In recent times, this traditional English village of timber-framed, and golden Cotswold stone houses has appeared in Downton Abbey, the BBC’s Pride and Prejudice and Cranford; in Harry Potter and the Half-Blood Prince, Harry Potter and the Chamber of Secrets, Harry Potter and the Philosopher’s Stone; and in the film Wolfman. Lacock Abbey also featured in The Other Boleyn Girl and its cloisters were used for Hogwarts classrooms.
All of this, plus the fact that the National Trust looks after Lacock, makes it easy to forget that this is another one of those impossibly pretty, tiny English villages where people—a population of about 1,100—actually live and work.
The village is about three miles from Chippenham, signposted from the A350. Although there is no visitor parking within the village, you can drive through it and there is pay and display visitor parking about 220 yards from the village. If you are touring the Cotswolds or planning a visit to the UNESCO World Heritage Sites of Bath, Avebury and Stonehenge, a visit to Lacock will fit right in.

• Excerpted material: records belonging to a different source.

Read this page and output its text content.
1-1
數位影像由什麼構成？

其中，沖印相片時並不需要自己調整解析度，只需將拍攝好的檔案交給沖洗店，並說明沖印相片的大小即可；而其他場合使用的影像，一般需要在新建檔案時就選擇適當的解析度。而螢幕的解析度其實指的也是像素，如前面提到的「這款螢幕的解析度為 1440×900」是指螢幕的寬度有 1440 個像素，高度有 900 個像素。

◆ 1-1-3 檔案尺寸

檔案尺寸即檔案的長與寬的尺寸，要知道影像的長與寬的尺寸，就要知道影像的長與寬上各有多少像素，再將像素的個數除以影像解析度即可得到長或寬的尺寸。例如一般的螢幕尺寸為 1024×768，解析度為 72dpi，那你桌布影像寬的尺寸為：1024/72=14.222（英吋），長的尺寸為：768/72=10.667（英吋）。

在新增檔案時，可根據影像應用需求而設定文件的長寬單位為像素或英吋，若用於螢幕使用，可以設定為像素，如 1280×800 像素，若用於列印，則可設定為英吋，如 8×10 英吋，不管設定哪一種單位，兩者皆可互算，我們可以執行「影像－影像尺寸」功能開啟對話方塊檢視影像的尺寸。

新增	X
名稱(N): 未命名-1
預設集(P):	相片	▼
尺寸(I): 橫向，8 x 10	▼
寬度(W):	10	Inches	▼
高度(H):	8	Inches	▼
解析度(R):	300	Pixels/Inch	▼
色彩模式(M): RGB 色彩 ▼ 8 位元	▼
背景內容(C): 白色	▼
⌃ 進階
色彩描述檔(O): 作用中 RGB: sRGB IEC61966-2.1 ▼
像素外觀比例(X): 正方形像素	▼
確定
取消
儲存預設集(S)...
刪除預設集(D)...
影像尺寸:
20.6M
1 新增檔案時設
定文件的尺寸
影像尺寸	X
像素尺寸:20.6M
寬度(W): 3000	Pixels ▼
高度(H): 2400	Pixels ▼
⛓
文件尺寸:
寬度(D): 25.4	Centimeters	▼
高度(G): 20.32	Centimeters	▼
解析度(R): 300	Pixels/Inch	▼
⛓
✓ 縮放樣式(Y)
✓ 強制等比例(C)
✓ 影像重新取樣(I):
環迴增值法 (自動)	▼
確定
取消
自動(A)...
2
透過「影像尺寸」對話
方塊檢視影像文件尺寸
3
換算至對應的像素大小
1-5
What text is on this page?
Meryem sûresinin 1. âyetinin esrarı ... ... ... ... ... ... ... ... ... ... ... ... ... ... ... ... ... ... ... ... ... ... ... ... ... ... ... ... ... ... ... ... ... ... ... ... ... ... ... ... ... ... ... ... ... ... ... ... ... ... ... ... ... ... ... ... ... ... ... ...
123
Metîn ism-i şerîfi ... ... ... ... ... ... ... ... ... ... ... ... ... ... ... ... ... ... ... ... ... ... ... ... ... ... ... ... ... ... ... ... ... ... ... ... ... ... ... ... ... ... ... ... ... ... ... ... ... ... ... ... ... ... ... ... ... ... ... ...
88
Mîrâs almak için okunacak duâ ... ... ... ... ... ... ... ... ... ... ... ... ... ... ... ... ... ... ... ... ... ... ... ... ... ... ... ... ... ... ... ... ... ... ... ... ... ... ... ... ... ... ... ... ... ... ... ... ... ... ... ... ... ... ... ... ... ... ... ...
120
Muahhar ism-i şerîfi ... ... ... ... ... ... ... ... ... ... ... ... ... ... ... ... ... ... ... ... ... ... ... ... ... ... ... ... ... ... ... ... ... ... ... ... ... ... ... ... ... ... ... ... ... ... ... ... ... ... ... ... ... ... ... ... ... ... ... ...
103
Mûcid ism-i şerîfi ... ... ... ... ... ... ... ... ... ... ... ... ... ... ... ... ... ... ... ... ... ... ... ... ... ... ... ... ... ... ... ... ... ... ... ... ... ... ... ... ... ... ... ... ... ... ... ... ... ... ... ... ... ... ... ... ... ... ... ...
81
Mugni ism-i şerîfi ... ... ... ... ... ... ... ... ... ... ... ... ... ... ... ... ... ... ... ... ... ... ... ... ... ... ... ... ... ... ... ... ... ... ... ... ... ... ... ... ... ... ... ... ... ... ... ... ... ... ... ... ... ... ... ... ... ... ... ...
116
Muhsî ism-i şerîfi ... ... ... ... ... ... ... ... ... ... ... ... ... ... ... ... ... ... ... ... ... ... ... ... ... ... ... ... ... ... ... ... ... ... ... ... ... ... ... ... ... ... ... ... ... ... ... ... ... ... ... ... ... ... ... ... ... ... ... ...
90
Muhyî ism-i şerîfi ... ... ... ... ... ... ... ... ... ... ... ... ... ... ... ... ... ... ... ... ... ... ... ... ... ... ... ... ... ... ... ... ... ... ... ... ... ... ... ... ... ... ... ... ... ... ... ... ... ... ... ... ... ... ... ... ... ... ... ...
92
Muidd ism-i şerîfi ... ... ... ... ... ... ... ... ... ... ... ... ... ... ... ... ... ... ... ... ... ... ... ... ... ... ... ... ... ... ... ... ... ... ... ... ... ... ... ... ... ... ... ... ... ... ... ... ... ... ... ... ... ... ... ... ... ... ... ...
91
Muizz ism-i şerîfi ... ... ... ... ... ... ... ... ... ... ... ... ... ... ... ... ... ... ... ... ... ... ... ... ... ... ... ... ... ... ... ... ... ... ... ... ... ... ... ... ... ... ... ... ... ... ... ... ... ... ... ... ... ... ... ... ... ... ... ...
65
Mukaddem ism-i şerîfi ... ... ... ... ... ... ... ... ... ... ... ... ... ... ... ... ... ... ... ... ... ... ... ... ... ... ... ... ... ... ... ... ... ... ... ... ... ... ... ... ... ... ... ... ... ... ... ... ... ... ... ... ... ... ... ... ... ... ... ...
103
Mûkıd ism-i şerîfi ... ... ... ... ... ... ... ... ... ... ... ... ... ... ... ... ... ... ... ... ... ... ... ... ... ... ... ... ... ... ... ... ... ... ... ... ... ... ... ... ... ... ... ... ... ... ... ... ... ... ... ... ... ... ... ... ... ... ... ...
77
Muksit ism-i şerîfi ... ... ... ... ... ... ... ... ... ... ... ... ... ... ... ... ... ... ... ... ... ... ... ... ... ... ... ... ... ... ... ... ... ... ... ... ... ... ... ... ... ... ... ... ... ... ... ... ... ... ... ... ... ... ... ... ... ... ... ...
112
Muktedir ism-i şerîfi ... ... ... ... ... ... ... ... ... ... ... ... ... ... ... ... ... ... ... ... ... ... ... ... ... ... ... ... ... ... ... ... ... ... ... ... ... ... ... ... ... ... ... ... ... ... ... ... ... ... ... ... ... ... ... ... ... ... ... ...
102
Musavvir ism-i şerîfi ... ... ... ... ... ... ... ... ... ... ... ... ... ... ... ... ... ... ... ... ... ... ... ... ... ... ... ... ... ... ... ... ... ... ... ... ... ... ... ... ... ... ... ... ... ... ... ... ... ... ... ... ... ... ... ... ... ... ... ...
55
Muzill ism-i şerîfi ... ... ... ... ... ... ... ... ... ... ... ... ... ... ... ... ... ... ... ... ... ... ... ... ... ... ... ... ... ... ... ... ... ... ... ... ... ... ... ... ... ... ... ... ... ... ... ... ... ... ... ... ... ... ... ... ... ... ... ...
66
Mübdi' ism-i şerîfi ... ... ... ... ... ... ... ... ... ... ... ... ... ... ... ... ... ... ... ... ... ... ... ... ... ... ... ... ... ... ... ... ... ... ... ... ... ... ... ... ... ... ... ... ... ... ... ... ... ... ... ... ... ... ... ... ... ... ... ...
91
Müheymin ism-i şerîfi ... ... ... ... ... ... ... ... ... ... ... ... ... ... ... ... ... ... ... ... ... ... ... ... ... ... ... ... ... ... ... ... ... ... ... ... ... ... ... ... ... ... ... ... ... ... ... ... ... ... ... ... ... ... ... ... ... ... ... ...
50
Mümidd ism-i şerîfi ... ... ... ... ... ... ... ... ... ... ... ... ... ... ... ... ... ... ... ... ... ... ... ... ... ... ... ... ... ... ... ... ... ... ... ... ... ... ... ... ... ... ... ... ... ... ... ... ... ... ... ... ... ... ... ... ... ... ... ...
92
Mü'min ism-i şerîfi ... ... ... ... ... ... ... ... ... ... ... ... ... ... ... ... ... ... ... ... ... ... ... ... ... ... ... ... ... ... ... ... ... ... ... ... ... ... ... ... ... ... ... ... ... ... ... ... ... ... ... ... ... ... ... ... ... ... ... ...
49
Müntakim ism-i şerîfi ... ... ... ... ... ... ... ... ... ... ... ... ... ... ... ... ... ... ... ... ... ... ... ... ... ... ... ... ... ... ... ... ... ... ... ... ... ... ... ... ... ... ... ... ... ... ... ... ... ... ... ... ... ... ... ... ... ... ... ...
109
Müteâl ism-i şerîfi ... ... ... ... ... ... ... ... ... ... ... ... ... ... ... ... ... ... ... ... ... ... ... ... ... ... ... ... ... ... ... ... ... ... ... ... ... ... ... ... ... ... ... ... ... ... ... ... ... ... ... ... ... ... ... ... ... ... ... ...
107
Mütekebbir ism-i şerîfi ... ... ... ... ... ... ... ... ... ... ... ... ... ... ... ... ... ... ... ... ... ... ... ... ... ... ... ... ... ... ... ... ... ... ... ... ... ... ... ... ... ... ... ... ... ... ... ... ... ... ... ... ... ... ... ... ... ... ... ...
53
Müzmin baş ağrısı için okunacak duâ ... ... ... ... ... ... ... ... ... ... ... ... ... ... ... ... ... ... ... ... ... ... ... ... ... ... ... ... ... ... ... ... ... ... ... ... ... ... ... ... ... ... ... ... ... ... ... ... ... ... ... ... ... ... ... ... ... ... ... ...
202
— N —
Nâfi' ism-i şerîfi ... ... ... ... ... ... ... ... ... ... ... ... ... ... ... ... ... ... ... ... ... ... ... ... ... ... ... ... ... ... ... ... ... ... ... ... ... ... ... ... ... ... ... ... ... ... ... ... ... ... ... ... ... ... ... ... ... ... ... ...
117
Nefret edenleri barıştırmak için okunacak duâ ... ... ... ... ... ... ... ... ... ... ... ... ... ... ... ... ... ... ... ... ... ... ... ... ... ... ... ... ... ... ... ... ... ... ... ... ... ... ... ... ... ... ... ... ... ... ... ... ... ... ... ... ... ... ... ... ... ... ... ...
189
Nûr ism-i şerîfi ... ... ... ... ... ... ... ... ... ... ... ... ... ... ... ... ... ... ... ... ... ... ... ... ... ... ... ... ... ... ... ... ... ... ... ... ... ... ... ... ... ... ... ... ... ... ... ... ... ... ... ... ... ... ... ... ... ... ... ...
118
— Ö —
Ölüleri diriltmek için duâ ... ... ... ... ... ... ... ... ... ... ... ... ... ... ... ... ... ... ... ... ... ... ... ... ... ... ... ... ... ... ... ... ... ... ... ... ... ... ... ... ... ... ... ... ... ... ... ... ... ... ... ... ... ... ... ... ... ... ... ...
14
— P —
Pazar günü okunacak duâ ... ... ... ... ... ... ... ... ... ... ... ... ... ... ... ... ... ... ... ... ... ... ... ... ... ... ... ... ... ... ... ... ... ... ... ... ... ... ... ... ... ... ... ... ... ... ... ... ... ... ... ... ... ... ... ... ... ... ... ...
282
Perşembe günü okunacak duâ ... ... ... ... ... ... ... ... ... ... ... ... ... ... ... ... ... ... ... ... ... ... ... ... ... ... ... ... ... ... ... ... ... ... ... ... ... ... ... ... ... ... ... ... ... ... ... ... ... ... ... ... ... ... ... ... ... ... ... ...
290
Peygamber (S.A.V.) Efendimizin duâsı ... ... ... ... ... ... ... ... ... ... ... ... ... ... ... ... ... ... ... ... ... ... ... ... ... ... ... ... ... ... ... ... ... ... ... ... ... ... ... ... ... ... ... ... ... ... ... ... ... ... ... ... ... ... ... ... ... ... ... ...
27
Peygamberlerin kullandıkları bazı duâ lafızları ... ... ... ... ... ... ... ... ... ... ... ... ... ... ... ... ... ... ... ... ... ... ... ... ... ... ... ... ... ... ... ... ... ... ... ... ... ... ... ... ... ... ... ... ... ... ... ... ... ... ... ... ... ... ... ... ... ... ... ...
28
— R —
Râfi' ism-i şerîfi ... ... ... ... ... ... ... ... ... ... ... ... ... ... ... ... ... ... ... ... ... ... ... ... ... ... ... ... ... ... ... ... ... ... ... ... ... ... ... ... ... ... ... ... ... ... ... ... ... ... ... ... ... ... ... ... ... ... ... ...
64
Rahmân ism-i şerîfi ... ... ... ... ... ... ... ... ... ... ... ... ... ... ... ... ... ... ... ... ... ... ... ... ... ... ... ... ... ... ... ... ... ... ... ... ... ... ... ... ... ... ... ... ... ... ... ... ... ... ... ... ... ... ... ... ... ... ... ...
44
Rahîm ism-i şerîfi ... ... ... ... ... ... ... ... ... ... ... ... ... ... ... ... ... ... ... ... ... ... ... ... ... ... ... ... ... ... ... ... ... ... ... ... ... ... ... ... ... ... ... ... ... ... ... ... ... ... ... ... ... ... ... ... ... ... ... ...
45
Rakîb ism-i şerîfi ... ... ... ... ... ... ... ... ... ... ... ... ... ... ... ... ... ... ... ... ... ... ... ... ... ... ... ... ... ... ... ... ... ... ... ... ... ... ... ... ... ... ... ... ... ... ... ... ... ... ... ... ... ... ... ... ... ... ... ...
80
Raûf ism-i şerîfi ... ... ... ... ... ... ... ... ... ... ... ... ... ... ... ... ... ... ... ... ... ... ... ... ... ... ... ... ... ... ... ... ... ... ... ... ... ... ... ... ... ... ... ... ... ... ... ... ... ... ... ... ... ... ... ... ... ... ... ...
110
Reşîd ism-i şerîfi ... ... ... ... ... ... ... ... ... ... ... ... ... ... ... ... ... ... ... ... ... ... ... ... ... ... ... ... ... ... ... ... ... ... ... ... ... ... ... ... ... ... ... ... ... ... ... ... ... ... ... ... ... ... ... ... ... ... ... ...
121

The village itself is wonderful to walk through. It’s atmospheric and photogenic and there are several tea rooms, a hotel with a pub, and local shops worth exploring. All of that, save the small pay and display parking fee (free for members of the National Trust), is free. An admission fee covers entry to the nearly 800-year old Abbey and grounds—not a religious establishment but a home since the 1540s—and to the Fox Talbot Museum in the 16th century Tithe Barn. Of the original abbey, the medieval cloisters, a sacristy and chapter house remain.
William Fox Talbot, who inherited Lacock Abbey, was pioneer in the early days of photography. He perfected the technique of preserving negative images so that photographs could be duplicated by being printed and fixed on photographic paper. The museum created in his home and in his honor features permanent and temporary exhibitions of early as well as modern photography.